Um tributo ao debate escrito: o bom combate de ideias

* Jorge Henrique de Freitas Pinho

 

Introdução – Minha Jornada na Escrita e meu Agradecimento a Lourival Holanda

Escrever é, antes de tudo, um exercício de pensamento. Desde os meus primeiros rascunhos, percebi que a escrita não apenas registra ideias, mas as molda, lapida e fortalece. Foi Lourival Holanda quem me ensinou, ainda jovem, que escrever é mais do que comunicar: é organizar o caos da mente e transformar fragmentos dispersos de reflexão em argumentos coerentes.

Enquanto estudava francês com ele, na Aliança Francesa de Manaus, tive o privilégio de vivenciar um momento que redefiniu minha relação com a língua portuguesa. Em uma única tarde, entre uma aula e outra, Lourival me deu uma aula de gramática em português que foi absolutamente transformadora. Foi como se, naquele instante, todas as engrenagens da língua se alinhassem diante de mim, dissipando qualquer dúvida e me concedendo uma clareza que jamais me abandonaria. A partir desse momento, a gramática deixou de ser um obstáculo e tornou-se um instrumento a meu favor, algo que pude utilizar com segurança e precisão na construção dos meus textos.
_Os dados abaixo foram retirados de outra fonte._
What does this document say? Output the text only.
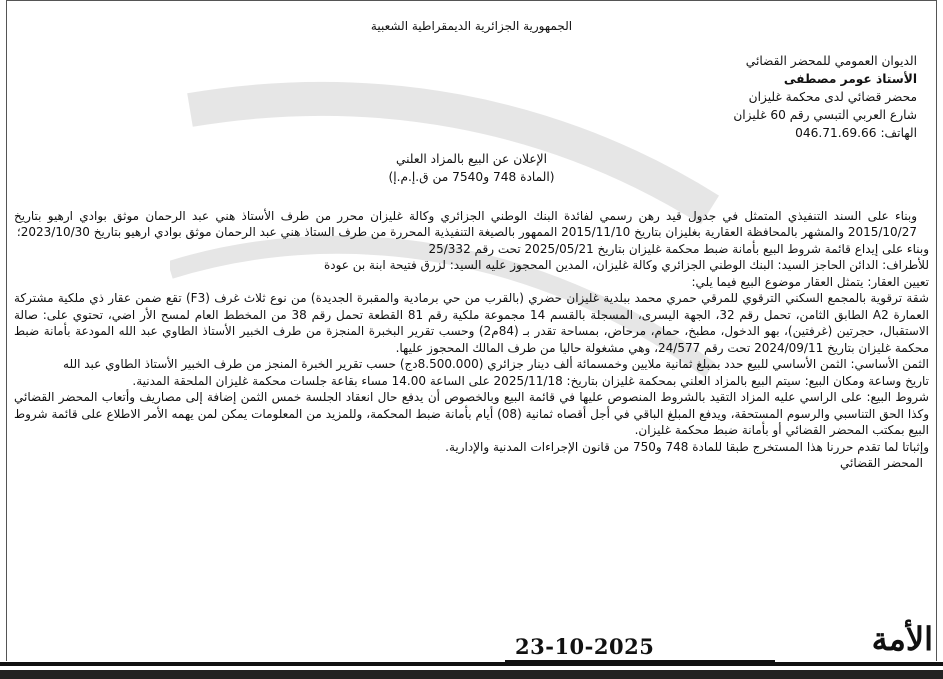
الجمهورية الجزائرية الديمقراطية الشعبية
الديوان العمومي للمحضر القضائي
الأستاذ عومر مصطفى
محضر قضائي لدى محكمة غليزان
شارع العربي التبسي رقم 60 غليزان
الهاتف: 046.71.69.66
الإعلان عن البيع بالمزاد العلني
(المادة 748 و7540 من ق.إ.م.إ)

وبناء على السند التنفيذي المتمثل في جدول قيد رهن رسمي لفائدة البنك الوطني الجزائري وكالة غليزان محرر من طرف الأستاذ هني عبد الرحمان موثق بوادي ارهيو بتاريخ 2015/10/27 والمشهر بالمحافظة العقارية بغليزان بتاريخ 2015/11/10 الممهور بالصيغة التنفيذية المحررة من طرف الستاذ هني عبد الرحمان موثق بوادي ارهيو بتاريخ 2023/10/30؛

وبناء على إيداع قائمة شروط البيع بأمانة ضبط محكمة غليزان بتاريخ 2025/05/21 تحت رقم 25/332

للأطراف: الدائن الحاجز السيد: البنك الوطني الجزائري وكالة غليزان، المدين المحجوز عليه السيد: لزرق فتيحة ابنة بن عودة

تعيين العقار: يتمثل العقار موضوع البيع فيما يلي:

شقة ترقوية بالمجمع السكني الترقوي للمرقي حمري محمد ببلدية غليزان حضري (بالقرب من حي برمادية والمقبرة الجديدة) من نوع ثلاث غرف (F3) تقع ضمن عقار ذي ملكية مشتركة العمارة A2 الطابق الثامن، تحمل رقم 32، الجهة اليسرى، المسجلة بالقسم 14 مجموعة ملكية رقم 81 القطعة تحمل رقم 38 من المخطط العام لمسح الأر اضي، تحتوي على: صالة الاستقبال، حجرتين (غرفتين)، بهو الدخول، مطبخ، حمام، مرحاض، بمساحة تقدر بـ (84م2) وحسب تقرير البخبرة المنجزة من طرف الخبير الأستاذ الطاوي عبد الله المودعة بأمانة ضبط محكمة غليزان بتاريخ 2024/09/11 تحت رقم 24/577، وهي مشغولة حاليا من طرف المالك المحجوز عليها.

الثمن الأساسي: الثمن الأساسي للبيع حدد بمبلغ ثمانية ملايين وخمسمائة ألف دينار جزائري (8.500.000دج) حسب تقرير الخبرة المنجز من طرف الخبير الأستاذ الطاوي عبد الله

تاريخ وساعة ومكان البيع: سيتم البيع بالمزاد العلني بمحكمة غليزان بتاريخ: 2025/11/18 على الساعة 14.00 مساء بقاعة جلسات محكمة غليزان الملحقة المدنية.

شروط البيع: على الراسي عليه المزاد التقيد بالشروط المنصوص عليها في قائمة البيع وبالخصوص أن يدفع حال انعقاد الجلسة خمس الثمن إضافة إلى مصاريف وأتعاب المحضر القضائي وكذا الحق التناسبي والرسوم المستحقة، ويدفع المبلغ الباقي في أجل أقصاه ثمانية (08) أيام بأمانة ضبط المحكمة، وللمزيد من المعلومات يمكن لمن يهمه الأمر الاطلاع على قائمة شروط البيع بمكتب المحضر القضائي أو بأمانة ضبط محكمة غليزان.

وإثباتا لما تقدم حررنا هذا المستخرج طبقا للمادة 748 و750 من قانون الإجراءات المدنية والإدارية.

المحضر القضائي

23-10-2025	الأمة
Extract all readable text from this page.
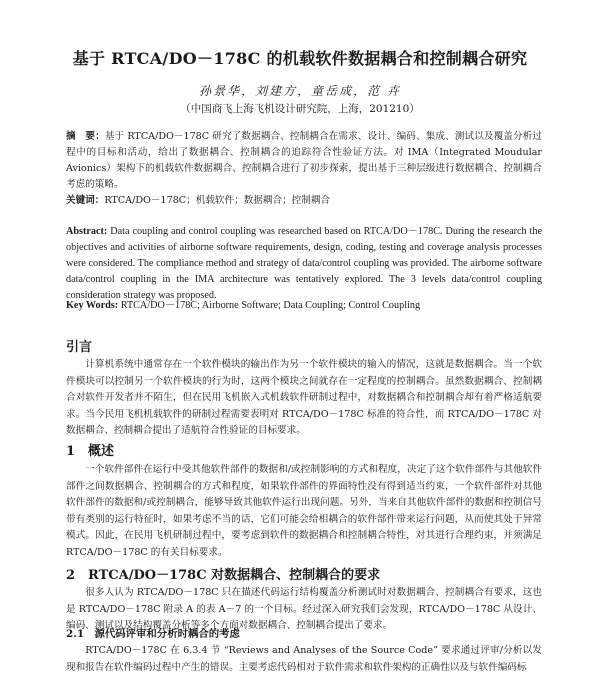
基于 RTCA/DO－178C 的机载软件数据耦合和控制耦合研究
孙景华，刘建方，童岳成，范 卉
（中国商飞上海飞机设计研究院，上海，201210）
摘　要：基于 RTCA/DO－178C 研究了数据耦合、控制耦合在需求、设计、编码、集成、测试以及覆盖分析过程中的目标和活动，给出了数据耦合、控制耦合的追踪符合性验证方法。对 IMA（Integrated Moudular Avionics）架构下的机载软件数据耦合、控制耦合进行了初步探索，提出基于三种层级进行数据耦合、控制耦合考虑的策略。
关键词：RTCA/DO－178C；机载软件；数据耦合；控制耦合
Abstract: Data coupling and control coupling was researched based on RTCA/DO－178C. During the research the objectives and activities of airborne software requirements, design, coding, testing and coverage analysis processes were considered. The compliance method and strategy of data/control coupling was provided. The airborne software data/control coupling in the IMA architecture was tentatively explored. The 3 levels data/control coupling consideration strategy was proposed.
Key Words: RTCA/DO－178C; Airborne Software; Data Coupling; Control Coupling
引言
计算机系统中通常存在一个软件模块的输出作为另一个软件模块的输入的情况，这就是数据耦合。当一个软件模块可以控制另一个软件模块的行为时，这两个模块之间就存在一定程度的控制耦合。虽然数据耦合、控制耦合对软件开发者并不陌生，但在民用飞机嵌入式机载软件研制过程中，对数据耦合和控制耦合却有着严格适航要求。当今民用飞机机载软件的研制过程需要表明对 RTCA/DO－178C 标准的符合性，而 RTCA/DO－178C 对数据耦合、控制耦合提出了适航符合性验证的目标要求。
1　概述
一个软件部件在运行中受其他软件部件的数据和/或控制影响的方式和程度，决定了这个软件部件与其他软件部件之间数据耦合、控制耦合的方式和程度，如果软件部件的界面特性没有得到适当约束，一个软件部件对其他软件部件的数据和/或控制耦合，能够导致其他软件运行出现问题。另外，当来自其他软件部件的数据和控制信号带有类别的运行特征时，如果考虑不当的话，它们可能会给相耦合的软件部件带来运行问题，从而使其处于异常模式。因此，在民用飞机研制过程中，要考虑到软件的数据耦合和控制耦合特性，对其进行合理约束，并须满足 RTCA/DO－178C 的有关目标要求。
2　RTCA/DO－178C 对数据耦合、控制耦合的要求
很多人认为 RTCA/DO－178C 只在描述代码运行结构覆盖分析测试时对数据耦合、控制耦合有要求，这也是 RTCA/DO－178C 附录 A 的表 A－7 的一个目标。经过深入研究我们会发现，RTCA/DO－178C 从设计、编码、测试以及结构覆盖分析等多个方面对数据耦合、控制耦合提出了要求。
2.1　源代码评审和分析时耦合的考虑
RTCA/DO－178C 在 6.3.4 节 “Reviews and Analyses of the Source Code” 要求通过评审/分析以发现和报告在软件编码过程中产生的错误。主要考虑代码相对于软件需求和软件架构的正确性以及与软件编码标
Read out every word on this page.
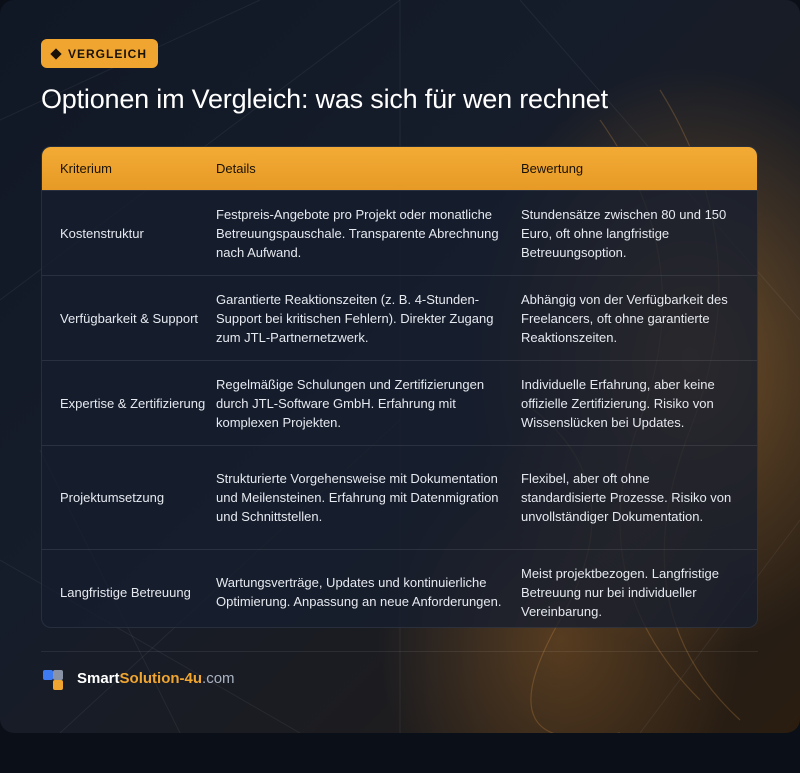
VERGLEICH
Optionen im Vergleich: was sich für wen rechnet
Kriterium	Details	Bewertung
Kostenstruktur
Festpreis-Angebote pro Projekt oder monatliche Betreuungspauschale. Transparente Abrechnung nach Aufwand.
Stundensätze zwischen 80 und 150 Euro, oft ohne langfristige Betreuungsoption.
Verfügbarkeit & Support
Garantierte Reaktionszeiten (z. B. 4-Stunden-Support bei kritischen Fehlern). Direkter Zugang zum JTL-Partnernetzwerk.
Abhängig von der Verfügbarkeit des Freelancers, oft ohne garantierte Reaktionszeiten.
Expertise & Zertifizierung
Regelmäßige Schulungen und Zertifizierungen durch JTL-Software GmbH. Erfahrung mit komplexen Projekten.
Individuelle Erfahrung, aber keine offizielle Zertifizierung. Risiko von Wissenslücken bei Updates.
Projektumsetzung
Strukturierte Vorgehensweise mit Dokumentation und Meilensteinen. Erfahrung mit Datenmigration und Schnittstellen.
Flexibel, aber oft ohne standardisierte Prozesse. Risiko von unvollständiger Dokumentation.
Langfristige Betreuung
Wartungsverträge, Updates und kontinuierliche Optimierung. Anpassung an neue Anforderungen.
Meist projektbezogen. Langfristige Betreuung nur bei individueller Vereinbarung.
SmartSolution-4u.com
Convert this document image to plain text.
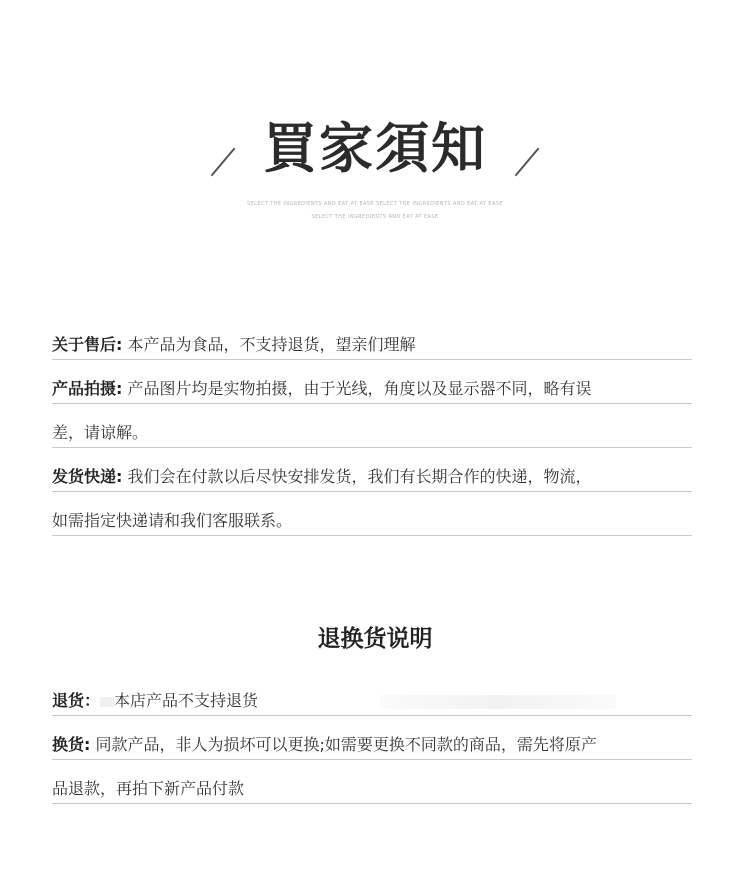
買家須知
SELECT THE INGREDIENTS AND EAT AT EASE SELECT THE INGREDIENTS AND EAT AT EASE
SELECT THE INGREDIENTS AND EAT AT EASE
关于售后: 本产品为食品，不支持退货，望亲们理解
产品拍摄: 产品图片均是实物拍摄，由于光线，角度以及显示器不同，略有误
差，请谅解。
发货快递: 我们会在付款以后尽快安排发货，我们有长期合作的快递，物流，
如需指定快递请和我们客服联系。
退换货说明
退货： 本店产品不支持退货
换货: 同款产品，非人为损坏可以更换;如需要更换不同款的商品，需先将原产
品退款，再拍下新产品付款
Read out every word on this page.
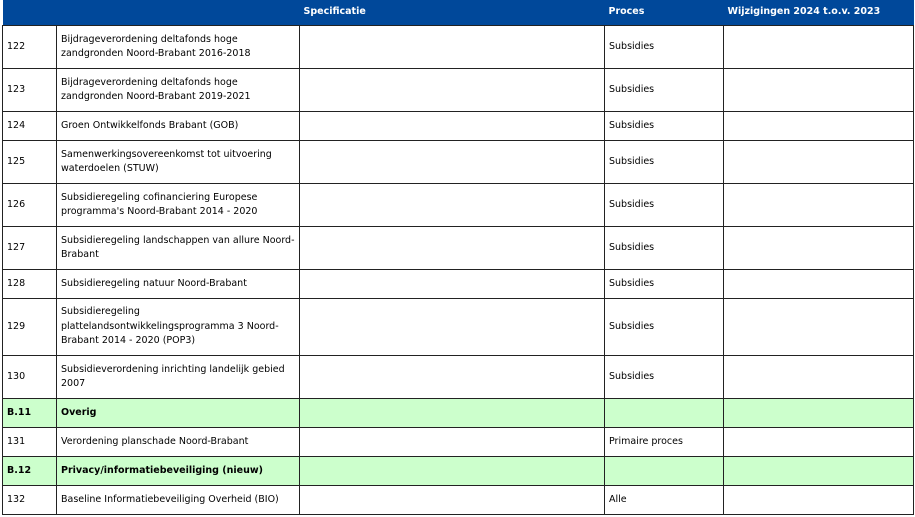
		Specificatie	Proces	Wijzigingen 2024 t.o.v. 2023
122	Bijdrageverordening deltafonds hoge zandgronden Noord-Brabant 2016-2018		Subsidies	
123	Bijdrageverordening deltafonds hoge zandgronden Noord-Brabant 2019-2021		Subsidies	
124	Groen Ontwikkelfonds Brabant (GOB)		Subsidies	
125	Samenwerkingsovereenkomst tot uitvoering waterdoelen (STUW)		Subsidies	
126	Subsidieregeling cofinanciering Europese programma's Noord-Brabant 2014 - 2020		Subsidies	
127	Subsidieregeling landschappen van allure Noord-Brabant		Subsidies	
128	Subsidieregeling natuur Noord-Brabant		Subsidies	
129	Subsidieregeling plattelandsontwikkelingsprogramma 3 Noord-Brabant 2014 - 2020 (POP3)		Subsidies	
130	Subsidieverordening inrichting landelijk gebied 2007		Subsidies	
B.11	Overig			
131	Verordening planschade Noord-Brabant		Primaire proces	
B.12	Privacy/informatiebeveiliging (nieuw)			
132	Baseline Informatiebeveiliging Overheid (BIO)		Alle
Mais do que um mestre da língua, Lourival era um verdadeiro artesão do pensamento. Ele não apenas ensinava regras e estruturas; desvendava os mecanismos internos da linguagem, revelando sua lógica e sua beleza. No ambiente da Aliança Francesa, suas aulas seguiam a mesma abordagem reveladora: Lourival não ensinava apenas um idioma, mas a maneira de pensar dentro da língua. Suas aulas iam além das regras sintáticas e do vocabulário; ele introduzia nuances culturais, explorava o raciocínio por trás das expressões e fazia do aprendizado uma verdadeira imersão intelectual.

Este artigo é, em parte, um tributo a esse grande professor e pensador, que deixou em mim marcas profundas e permanentes. Não apenas por suas aulas e conselhos, mas pela maneira como me mostrou que pensar bem é o primeiro passo para escrever bem, e que escrever bem é, acima de tudo, um exercício de disciplina intelectual.

 

O Conflito Intelectual e a Camaradagem: A Justiça do Debate

O verdadeiro embate intelectual ocorre no plano das ideias, não no das pessoas. No meio jurídico e político é comum ver adversários que, após longas disputas, encontram-se para confraternizar como velhos amigos. Isso pode parecer estranho para quem enxerga os embates apenas pela ótica da inimizade.

Essa capacidade de separar ideias e pessoas não é apenas uma abstração teórica. Vivi isso na prática, especialmente em minha relação com meu querido Mestre de Direito Penal, Professor Félix Valois. Ele, que sempre se definiu como “um velho comunista”, e eu, que me desiludi precocemente com as falácias da esquerda, poderíamos nos ter tornado adversários ferrenhos. No entanto, nossa amizade sempre foi pautada pelo respeito mútuo e pela troca honesta de ideias.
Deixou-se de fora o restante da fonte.